US President Joe Biden’s spending plans have been hailed by some as a dramatic turn to the left. Bernie Sanders’ campaign manager Faiz Shakir even praised his efforts as “investment in working people on a scale that we have not seen since FDR” and the New Deal of the 1930s.
But they are designed above all to restore business profits and the US’s economic power, still hard hit from the COVID crisis that has produced more than half a million deaths. Even as vaccinations roll out and businesses reopen, there were still 8.4 million fewer jobs in March than before the pandemic.
Just as importantly, Biden wants to quiet discontent at the massive inequality that produced the explosive Black Lives Matter protests and the growth in support for democratic socialism and figures like Bernie Sanders.
The US never fully recovered from the previous 2008 economic crisis, with the bitterness it produced fuelling the rise of Donald Trump. Even sections of the billionaire class recognise this.
As the bosses’ Financial Times admitted before last year’s presidential election: “There have been times since the 2008 crash when popular resentment of inequality, especially among the young, has threatened to spill over into demands for total systemic change.” Biden’s spending plans, it wrote, might, “avert a larger reckoning further down the line”.
His $US1.9 trillion COVID relief bill, which passed Congress in March, may sound huge. But it is little different to the hundreds of billions of dollars Scott Morrison has pumped into the Australian economy during the pandemic to avoid economic collapse. Biden’s measures include $US1400 one-off stimulus cheques and $US300 a week to fund unemployment payments until September, simply to avoid cuts to existing payments.
Also included were $US70 billion to fund vaccination and testing and $US170 billion to assist schools and universities to reopen.
Despite the talk of helping working class people, the measures are simply temporary cash injections to keep people’s heads above water until the pandemic passes, not efforts to reduce entrenched inequality.
The plan for a $US15 minimum wage, which would have permanently lifted millions of workers out of poverty, was abandoned completely after opposition from within the Democratic Party.

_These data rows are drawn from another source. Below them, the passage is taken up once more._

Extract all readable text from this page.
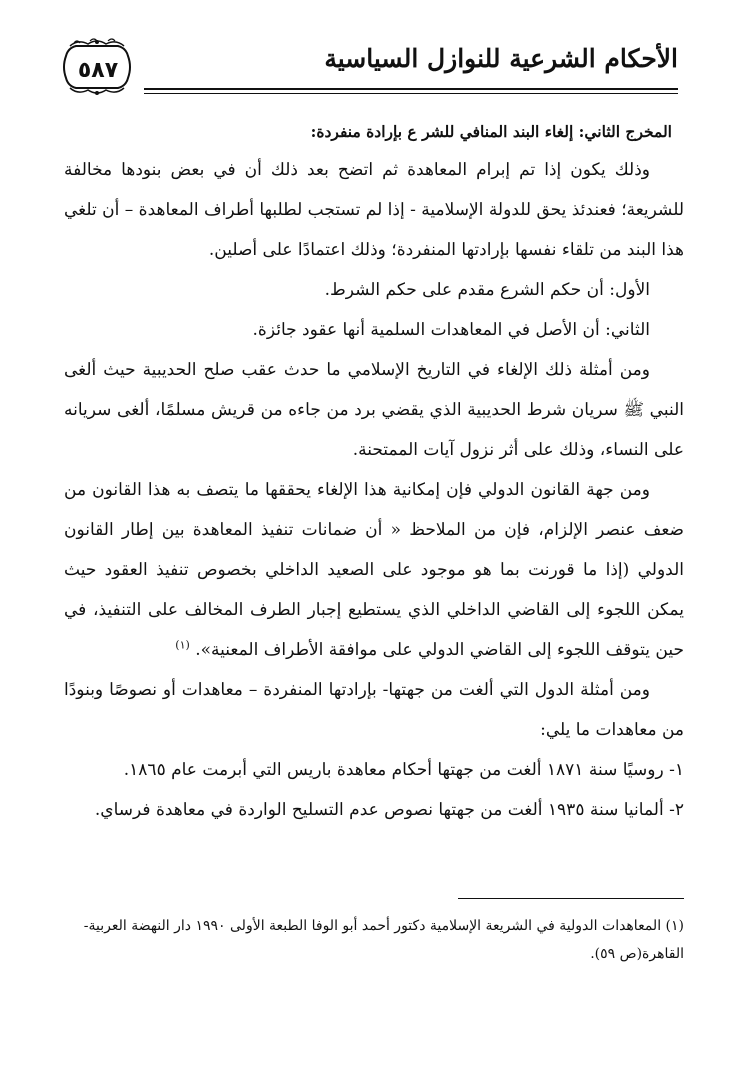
الأحكام الشرعية للنوازل السياسية
٥٨٧
المخرج الثاني: إلغاء البند المنافي للشر ع بإرادة منفردة:

وذلك يكون إذا تم إبرام المعاهدة ثم اتضح بعد ذلك أن في بعض بنودها مخالفة للشريعة؛ فعندئذ يحق للدولة الإسلامية - إذا لم تستجب لطلبها أطراف المعاهدة – أن تلغي هذا البند من تلقاء نفسها بإرادتها المنفردة؛ وذلك اعتمادًا على أصلين.

الأول: أن حكم الشرع مقدم على حكم الشرط.

الثاني: أن الأصل في المعاهدات السلمية أنها عقود جائزة.

ومن أمثلة ذلك الإلغاء في التاريخ الإسلامي ما حدث عقب صلح الحديبية حيث ألغى النبي ﷺ سريان شرط الحديبية الذي يقضي برد من جاءه من قريش مسلمًا، ألغى سريانه على النساء، وذلك على أثر نزول آيات الممتحنة.

ومن جهة القانون الدولي فإن إمكانية هذا الإلغاء يحققها ما يتصف به هذا القانون من ضعف عنصر الإلزام، فإن من الملاحظ « أن ضمانات تنفيذ المعاهدة بين إطار القانون الدولي (إذا ما قورنت بما هو موجود على الصعيد الداخلي بخصوص تنفيذ العقود حيث يمكن اللجوء إلى القاضي الداخلي الذي يستطيع إجبار الطرف المخالف على التنفيذ، في حين يتوقف اللجوء إلى القاضي الدولي على موافقة الأطراف المعنية». $^{(١)}$

ومن أمثلة الدول التي ألغت من جهتها- بإرادتها المنفردة – معاهدات أو نصوصًا وبنودًا من معاهدات ما يلي:

١- روسيًا سنة ١٨٧١ ألغت من جهتها أحكام معاهدة باريس التي أبرمت عام ١٨٦٥.

٢- ألمانيا سنة ١٩٣٥ ألغت من جهتها نصوص عدم التسليح الواردة في معاهدة فرساي.

(١) المعاهدات الدولية في الشريعة الإسلامية دكتور أحمد أبو الوفا الطبعة الأولى ١٩٩٠ دار النهضة العربية- القاهرة(ص ٥٩).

Biden has also announced an enormous $US2.26 trillion infrastructure and climate spending plan, designed to deliver millions of jobs.
And he wants to increase the corporate tax rate to pay for it, reversing tax cuts made by Trump, although only partially.
More spending on education, child care and welfare is still coming that could take his total plans to near $US7 trillion over a decade.
But given the size of the US economy, the figure could be far larger. Democratic Socialist Alexandria Ocasio-Cortez says that $US10 trillion is necessary to fund the climate transition needed.
There is money to boost the take-up of electric cars, rebuild crumbling bridges and roads, and retrofit housing for energy efficiency, among many other measures.
But while the package would upgrade the electricity grid, paying for renewable energy itself is being left entirely to business.
Brett Hartl of the Center for Biological Diversity called it an “industry-friendly plan” that “squanders one of our last, best chances to stop the climate emergency” and “won’t even come close” to meeting climate goals.
How much of this actually goes ahead will depend on whether it can get through the Senate—and even gain the support of conservative Democratic Party senators. Still, on paper it is the most ambitious plan of its kind since at least President Lyndon Johnson’s “Great Society” programs of the 1960s.
But like Biden’s stimulus bill, the spending is designed as a shot in the arm for US businesses. It would shovel billions in contracts to corporations and, as the White House’s own fact sheet declares, aims to “position the United States to out-compete China”.
Reasserting US imperial power after the embarrassment and unpredictability of Trump’s presidency is among Biden’s central aims.
After just a month in office, he launched his first bombing raid, killing 22 people in an attack on Iranian-backed militants in Syria. He has declared, “America is back, ready to lead the world”.
Even as he announced the final withdrawal of troops from Afghanistan, ending one of the US’s “forever wars” after 20 years, Biden made it clear this was “to focus on the challenges that are in front of us … to shore up American competitiveness to face the stiff competition from an increasingly assured China”.
His administration has continued military exercises in the South China Sea and gone out of its way to send a strong signal of its support for Taiwan against any Chinese efforts at a takeover. Biden and the Democratic Party remain loyal servants of US capitalism.